J’ai poursuivi mes explications et j’ai fini par m’embrouiller un peu. Je n’ai pas bafouillé mais j’ai trouvé une façon de conclure, un peu maladroite, ai-je pensé, maladroite. Je n’essayais pas de paraître adroit, j’essayais d’être convenable. Lorsque je me suis tu, l’homme, après un moment de silence, a dit: « Passionnant. ». Et le lendemain ils ne se sont pas assis à ma table. Lorsqu’ils sont entrés j’ai regardé par la fenêtre.
 

Ces morceaux de ma vie, ces segments qui me dessinent, me reviennent trop vite à présent. Ils m’échappent et ainsi ma vie m’échappe. Je retourne à la pure virtualité qui était la mienne.
Disent-ils la vérité tous ces voyageurs qui se racontent dans les salles à manger d’hôtel? Je suppose que oui: pourquoi mentiraient-ils? Ceux qui descendent à la Pension Suisse ne sont pas très riches et ils ne restent pas très longtemps. Quelques jours, une semaine tout au plus. Quelques-uns reprennent ensuite leur voyage vers le sud et la plupart remontent vers le nord. Car pour la plupart, qu’ils soient venus pour leur plaisir ou qu’ils l’aient fait pour affaire, la ville est le bout de leur voyage et le matin où je les vois traverser le hall chargés de leur bagage, ils viennent d’entamer leur voyage de retour, leur visage est changé, ils rentrent chez eux, parfois fort loin vers le nord, dans un pays où en ce moment-même il neige. (Je n’ai jamais vu de neige. Il me semble que sans l’avoir vue je connais la neige, que je peux sentir sa douceur comme on peut sentir un souvenir.)
 

J’ai dit, ça m’était venu comme la réponse la plus exacte possible, j’étais assez content, j’ai dit: « Je travaille pour un professeur allemand. » et tout de suite je me suis rendu compte qu’on allait me demander ce que je faisais pour lui et que je ne saurais rien expliquer ou plus exactement que mes explications appeleraient d’autres questions auxquelles je ne saurais pas répondre. J’ai dit: « Oh, c’est compliqué ». Et je suis retourné dans les limbes.
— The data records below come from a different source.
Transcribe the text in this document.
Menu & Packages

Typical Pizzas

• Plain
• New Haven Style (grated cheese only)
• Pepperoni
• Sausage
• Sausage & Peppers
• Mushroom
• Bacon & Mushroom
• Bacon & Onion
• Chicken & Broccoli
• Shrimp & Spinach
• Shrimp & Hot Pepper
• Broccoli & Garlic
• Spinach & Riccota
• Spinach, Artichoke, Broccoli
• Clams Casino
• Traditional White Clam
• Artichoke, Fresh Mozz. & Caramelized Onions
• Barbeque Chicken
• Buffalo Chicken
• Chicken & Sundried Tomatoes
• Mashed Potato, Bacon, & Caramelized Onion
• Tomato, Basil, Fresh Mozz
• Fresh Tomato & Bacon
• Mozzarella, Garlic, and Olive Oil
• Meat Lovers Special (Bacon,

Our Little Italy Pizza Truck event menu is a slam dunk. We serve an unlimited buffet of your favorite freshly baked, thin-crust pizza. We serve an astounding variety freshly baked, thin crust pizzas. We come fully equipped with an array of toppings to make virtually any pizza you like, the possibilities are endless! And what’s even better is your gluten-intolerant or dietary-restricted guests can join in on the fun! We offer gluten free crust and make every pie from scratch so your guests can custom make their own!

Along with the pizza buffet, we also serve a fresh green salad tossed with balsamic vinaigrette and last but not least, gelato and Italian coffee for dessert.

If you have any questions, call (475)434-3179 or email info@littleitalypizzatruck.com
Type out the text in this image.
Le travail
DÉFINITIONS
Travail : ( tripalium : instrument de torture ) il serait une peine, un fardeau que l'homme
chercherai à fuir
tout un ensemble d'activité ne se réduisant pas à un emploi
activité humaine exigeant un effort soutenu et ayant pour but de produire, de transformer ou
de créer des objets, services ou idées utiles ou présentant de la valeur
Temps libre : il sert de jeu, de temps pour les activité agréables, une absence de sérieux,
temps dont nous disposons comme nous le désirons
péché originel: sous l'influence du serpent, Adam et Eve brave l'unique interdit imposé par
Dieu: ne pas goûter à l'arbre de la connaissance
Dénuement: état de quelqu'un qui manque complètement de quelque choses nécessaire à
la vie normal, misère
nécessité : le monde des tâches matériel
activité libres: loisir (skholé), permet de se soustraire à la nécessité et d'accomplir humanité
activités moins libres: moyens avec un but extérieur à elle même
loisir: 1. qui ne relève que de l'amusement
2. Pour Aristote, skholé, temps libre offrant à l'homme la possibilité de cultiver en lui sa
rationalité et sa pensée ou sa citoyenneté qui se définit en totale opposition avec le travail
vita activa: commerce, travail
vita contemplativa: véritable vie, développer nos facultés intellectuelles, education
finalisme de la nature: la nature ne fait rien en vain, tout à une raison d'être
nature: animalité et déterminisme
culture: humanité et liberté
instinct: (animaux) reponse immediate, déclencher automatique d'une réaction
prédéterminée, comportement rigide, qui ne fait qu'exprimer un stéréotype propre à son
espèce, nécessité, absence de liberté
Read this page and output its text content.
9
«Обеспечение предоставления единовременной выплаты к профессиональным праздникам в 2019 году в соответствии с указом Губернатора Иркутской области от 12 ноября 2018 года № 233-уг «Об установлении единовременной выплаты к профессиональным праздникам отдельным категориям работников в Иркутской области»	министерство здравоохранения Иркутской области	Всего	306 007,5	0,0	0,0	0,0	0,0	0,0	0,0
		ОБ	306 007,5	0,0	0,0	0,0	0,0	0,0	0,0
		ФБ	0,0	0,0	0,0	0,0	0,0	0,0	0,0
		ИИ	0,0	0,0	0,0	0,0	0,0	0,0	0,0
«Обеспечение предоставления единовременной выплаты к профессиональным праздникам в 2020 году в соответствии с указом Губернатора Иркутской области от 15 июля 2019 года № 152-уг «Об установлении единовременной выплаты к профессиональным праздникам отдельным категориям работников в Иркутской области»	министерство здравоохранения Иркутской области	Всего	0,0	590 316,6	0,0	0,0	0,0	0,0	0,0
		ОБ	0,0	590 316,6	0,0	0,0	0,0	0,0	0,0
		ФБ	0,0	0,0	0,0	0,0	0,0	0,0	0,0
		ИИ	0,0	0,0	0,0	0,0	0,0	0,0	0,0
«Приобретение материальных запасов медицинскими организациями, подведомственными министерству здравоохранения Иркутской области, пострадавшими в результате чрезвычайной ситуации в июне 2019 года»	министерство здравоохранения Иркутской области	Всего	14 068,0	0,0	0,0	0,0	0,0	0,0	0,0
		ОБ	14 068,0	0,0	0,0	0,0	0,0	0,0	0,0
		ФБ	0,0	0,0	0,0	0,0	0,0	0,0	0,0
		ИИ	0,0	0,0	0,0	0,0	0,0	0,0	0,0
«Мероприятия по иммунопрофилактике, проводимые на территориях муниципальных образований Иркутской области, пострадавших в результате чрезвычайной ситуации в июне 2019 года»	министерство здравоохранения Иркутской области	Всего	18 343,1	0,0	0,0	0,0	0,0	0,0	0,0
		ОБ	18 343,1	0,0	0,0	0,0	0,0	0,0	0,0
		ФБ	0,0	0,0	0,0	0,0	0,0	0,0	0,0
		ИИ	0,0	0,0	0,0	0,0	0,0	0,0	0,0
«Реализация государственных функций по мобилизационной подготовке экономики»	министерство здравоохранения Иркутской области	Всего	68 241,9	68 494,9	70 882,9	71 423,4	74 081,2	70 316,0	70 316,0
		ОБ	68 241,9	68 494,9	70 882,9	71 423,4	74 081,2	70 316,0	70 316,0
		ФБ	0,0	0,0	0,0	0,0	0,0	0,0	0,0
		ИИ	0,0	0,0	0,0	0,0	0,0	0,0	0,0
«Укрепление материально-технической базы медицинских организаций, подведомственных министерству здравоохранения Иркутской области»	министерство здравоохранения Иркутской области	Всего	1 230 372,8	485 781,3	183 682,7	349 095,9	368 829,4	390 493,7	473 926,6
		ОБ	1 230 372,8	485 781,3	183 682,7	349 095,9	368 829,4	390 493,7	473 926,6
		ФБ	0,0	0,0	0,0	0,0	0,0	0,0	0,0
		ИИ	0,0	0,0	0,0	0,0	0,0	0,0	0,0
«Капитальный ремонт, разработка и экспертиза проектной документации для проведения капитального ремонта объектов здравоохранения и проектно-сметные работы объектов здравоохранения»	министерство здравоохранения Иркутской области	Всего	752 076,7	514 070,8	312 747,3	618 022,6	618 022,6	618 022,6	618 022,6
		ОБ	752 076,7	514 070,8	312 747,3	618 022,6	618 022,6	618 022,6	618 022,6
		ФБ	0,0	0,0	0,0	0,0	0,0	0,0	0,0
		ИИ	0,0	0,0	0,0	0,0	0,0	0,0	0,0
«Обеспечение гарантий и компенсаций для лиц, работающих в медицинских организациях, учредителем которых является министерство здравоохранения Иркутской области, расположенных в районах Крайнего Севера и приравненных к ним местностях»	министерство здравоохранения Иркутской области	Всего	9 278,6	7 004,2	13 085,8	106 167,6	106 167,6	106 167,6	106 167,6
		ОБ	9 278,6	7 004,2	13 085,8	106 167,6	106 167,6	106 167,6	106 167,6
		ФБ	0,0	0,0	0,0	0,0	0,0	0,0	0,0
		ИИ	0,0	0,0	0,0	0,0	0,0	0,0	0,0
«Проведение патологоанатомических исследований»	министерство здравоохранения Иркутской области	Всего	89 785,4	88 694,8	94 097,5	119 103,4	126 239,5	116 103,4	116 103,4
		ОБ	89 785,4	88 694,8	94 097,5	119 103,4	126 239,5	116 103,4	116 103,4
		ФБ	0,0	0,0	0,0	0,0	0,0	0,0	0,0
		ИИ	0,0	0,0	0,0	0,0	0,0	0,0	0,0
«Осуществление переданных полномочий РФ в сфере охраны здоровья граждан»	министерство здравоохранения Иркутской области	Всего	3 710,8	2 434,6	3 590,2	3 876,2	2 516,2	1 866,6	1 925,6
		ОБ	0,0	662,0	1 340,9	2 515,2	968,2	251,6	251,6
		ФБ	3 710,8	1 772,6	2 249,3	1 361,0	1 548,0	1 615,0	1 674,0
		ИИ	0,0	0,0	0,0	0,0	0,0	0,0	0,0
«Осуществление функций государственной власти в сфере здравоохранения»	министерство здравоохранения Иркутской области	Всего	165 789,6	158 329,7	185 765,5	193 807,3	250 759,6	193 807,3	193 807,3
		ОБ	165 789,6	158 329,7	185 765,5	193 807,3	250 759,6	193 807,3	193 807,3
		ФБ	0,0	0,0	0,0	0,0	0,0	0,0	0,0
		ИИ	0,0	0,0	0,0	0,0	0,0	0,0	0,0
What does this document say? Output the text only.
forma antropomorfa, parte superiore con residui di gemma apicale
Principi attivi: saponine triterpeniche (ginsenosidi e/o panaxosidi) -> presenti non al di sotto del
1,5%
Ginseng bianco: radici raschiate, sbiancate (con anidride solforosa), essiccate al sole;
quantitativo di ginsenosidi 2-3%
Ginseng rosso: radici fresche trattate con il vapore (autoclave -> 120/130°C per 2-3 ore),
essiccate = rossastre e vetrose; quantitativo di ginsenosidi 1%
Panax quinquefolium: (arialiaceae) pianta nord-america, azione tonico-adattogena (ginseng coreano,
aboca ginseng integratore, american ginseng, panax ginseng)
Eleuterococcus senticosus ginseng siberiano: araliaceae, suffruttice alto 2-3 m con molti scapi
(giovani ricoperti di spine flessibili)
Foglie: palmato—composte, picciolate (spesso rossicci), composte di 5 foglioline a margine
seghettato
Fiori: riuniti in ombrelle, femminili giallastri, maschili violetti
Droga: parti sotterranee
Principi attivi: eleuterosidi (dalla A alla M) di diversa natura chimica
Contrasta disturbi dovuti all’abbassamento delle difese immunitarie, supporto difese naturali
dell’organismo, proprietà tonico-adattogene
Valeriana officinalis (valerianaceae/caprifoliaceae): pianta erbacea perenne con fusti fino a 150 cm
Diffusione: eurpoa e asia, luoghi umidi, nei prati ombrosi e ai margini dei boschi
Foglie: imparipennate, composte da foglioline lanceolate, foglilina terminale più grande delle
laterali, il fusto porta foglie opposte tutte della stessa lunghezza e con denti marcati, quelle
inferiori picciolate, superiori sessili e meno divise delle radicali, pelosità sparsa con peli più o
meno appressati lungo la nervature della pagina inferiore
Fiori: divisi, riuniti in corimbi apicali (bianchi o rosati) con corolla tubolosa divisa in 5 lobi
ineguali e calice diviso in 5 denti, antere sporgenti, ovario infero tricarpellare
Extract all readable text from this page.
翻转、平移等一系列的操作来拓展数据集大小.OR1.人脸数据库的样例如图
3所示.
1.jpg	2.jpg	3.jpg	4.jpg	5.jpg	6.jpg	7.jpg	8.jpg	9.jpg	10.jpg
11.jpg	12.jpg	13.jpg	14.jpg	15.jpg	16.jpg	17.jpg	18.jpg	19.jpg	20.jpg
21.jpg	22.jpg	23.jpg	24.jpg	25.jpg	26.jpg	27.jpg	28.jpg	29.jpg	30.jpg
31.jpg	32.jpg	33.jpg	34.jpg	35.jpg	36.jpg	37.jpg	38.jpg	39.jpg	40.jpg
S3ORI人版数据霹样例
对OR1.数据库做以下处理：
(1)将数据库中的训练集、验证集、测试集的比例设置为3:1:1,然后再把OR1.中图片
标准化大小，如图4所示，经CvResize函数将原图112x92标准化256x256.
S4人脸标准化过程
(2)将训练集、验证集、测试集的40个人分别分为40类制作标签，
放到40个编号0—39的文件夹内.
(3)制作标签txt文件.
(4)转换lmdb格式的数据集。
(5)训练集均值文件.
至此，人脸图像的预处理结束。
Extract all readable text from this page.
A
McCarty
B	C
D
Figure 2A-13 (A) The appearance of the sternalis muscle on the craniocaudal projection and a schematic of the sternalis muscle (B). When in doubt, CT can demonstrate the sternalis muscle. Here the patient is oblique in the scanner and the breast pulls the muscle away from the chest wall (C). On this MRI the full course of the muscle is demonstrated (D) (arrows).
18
Je suis remonté dans ma chambre, troublé, mécontent de moi. J’habitais encore ma première chambre et comme le soleil avait passé le milieu de sa course, elle était remplie d’ombre. Je me suis allongé sur le lit et j’ai songé au vieux professeur qui est mon maître, là-bas, si loin, à Berlin où il neige. J’aurais dû répondre: « Je fais des traductions », cela aurait été vrai et cela aurait été convenable, cela aurait répondu à la curiosité de mes interlocuteurs. Pourquoi ne l’ai-je pas fait? Je me suis emporté contre le professeur. Je me suis senti plein de haine contre lui, au point que j’ai dû me lever et arpenter l’espace étroit de ma chambre.

Je me suis emporté contre lui et j’ai fait des phrases. Je lui reprochais de contrôler ma vie, de me faire faire ceci ou cela selon son bon plaisir et de me rendre ridicule devant les étrangers. Les phrases s’enchaînaient si claires, si distinctes qu’elles semblaient se dessiner dans l’espace de la chambre. Elles s’articulaient les unes aux autres d’elles-mêmes et mes pas se faisaient de plus en plus rapides et longs. J’ai mis la main sur la poignée de la porte pour sortir: l’espace de la chambre m’était devenu trop exigu. Mais je me suis arrêté, je me suis dit qu’il serait stupide de dérouler ma rhétorique dans les rues vides de l’après-midi. Que j’allais écrire à mon maître. J’ai écarté les dictionnaires, les notes, les livres et les photocopies et j’ai pris une feuille blanche.